In her role as CMO of GE, Dr. Nimisha Kalia looks over claims data, analyzes tops utilizations categories and strategizes on how GE can adjust its benefits to meet employee needs.
For example, when GE saw that employees were filing a lot of claims for musculoskeletal disorders, they partnered with centers of excellence to treat those workers. “We would rather have them pay more to go to centers of excellent and ensure they don’t repeat surgery or have complications,” she said.
She has also helped in vetting potential vendors by offering a clinical point of view. With a recent increase in mental health claims, GE looked at apps it could make available to employees to help them determine if they’re depressed, for example. But Kalia noted that an app is only good if someone uses it.
“When you are depressed, it’s really hard for someone to have the energy to want to do any of that stuff,” she said. “If you get at the end of doing all these questions, you just get a name and you call that office and you get a voicemail and an appointment six weeks from now. That’s not helpful.”
That doesn’t mean they nixed apps all together. Instead, they used it as part of a support system. GE has leveraged its health coaches to “provide more of a warm touch to that last part. If you need an appointment, health coaches will really work closely with those employees,” she said.
Who can be a CMO?
Almost all CMOs are clinicians, but the role usually requires more than just patient care experience. “Many of the things these CMOs are being called on to do are not things that are taught in medical school,” Myers said. “It’s different treating a patient right in front of you than designing a return-to-work policy or thinking about COVID testing protocols.”

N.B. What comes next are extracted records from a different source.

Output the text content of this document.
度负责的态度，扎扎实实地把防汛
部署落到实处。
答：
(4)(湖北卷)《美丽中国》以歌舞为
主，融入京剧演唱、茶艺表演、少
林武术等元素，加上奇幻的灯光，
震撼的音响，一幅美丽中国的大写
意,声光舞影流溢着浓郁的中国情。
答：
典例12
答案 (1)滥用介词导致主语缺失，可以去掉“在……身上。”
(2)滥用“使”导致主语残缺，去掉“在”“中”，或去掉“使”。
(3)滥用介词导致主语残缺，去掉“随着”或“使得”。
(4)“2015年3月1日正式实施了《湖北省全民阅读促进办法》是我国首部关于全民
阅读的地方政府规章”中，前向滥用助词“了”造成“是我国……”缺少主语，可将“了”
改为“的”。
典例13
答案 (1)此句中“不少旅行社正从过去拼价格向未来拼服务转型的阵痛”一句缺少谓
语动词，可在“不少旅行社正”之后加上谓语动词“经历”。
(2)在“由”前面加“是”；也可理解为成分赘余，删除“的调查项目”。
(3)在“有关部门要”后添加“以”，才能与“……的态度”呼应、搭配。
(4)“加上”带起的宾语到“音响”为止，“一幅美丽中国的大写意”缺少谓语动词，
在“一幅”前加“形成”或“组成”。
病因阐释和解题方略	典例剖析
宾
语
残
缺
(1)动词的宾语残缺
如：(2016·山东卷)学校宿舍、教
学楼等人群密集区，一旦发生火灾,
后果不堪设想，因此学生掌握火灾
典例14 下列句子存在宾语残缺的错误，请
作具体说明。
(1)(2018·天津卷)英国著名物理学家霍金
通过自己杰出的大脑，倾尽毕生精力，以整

Not every doctor would make a good CMO “the same way you’d be hard pressed to find any profession where just having a degree will automatically make you good for a role, especially a senior role like this,” he said.
Kalia has done a little bit of everything: she has an MD, MPH and MBA, and she worked in clinical practice, academia and for Proctor & Gamble before taking on the GE CMO role. “You wear different hats. Population health background is key, and having a business background is really helpful. Most CMOs are working very closely with top leadership, so being able to speak the same language and advocate for resources for your department” is important, she said.
The pipeline for future CMOs is starting to be built too: A few medical schools and residency programs have occupational health as a path. In August, Emory University launched a Chief Medical Officer program, a 9- to 12-month executive program through its business school.
“It’s a niche skill set that will be interesting to try to recruit for,” said Myers. “It’s one of the questions we’ll see coming up for the next five years or so, if this trend continues…If CMO is top of the pipeline, what roles groom them for the future?”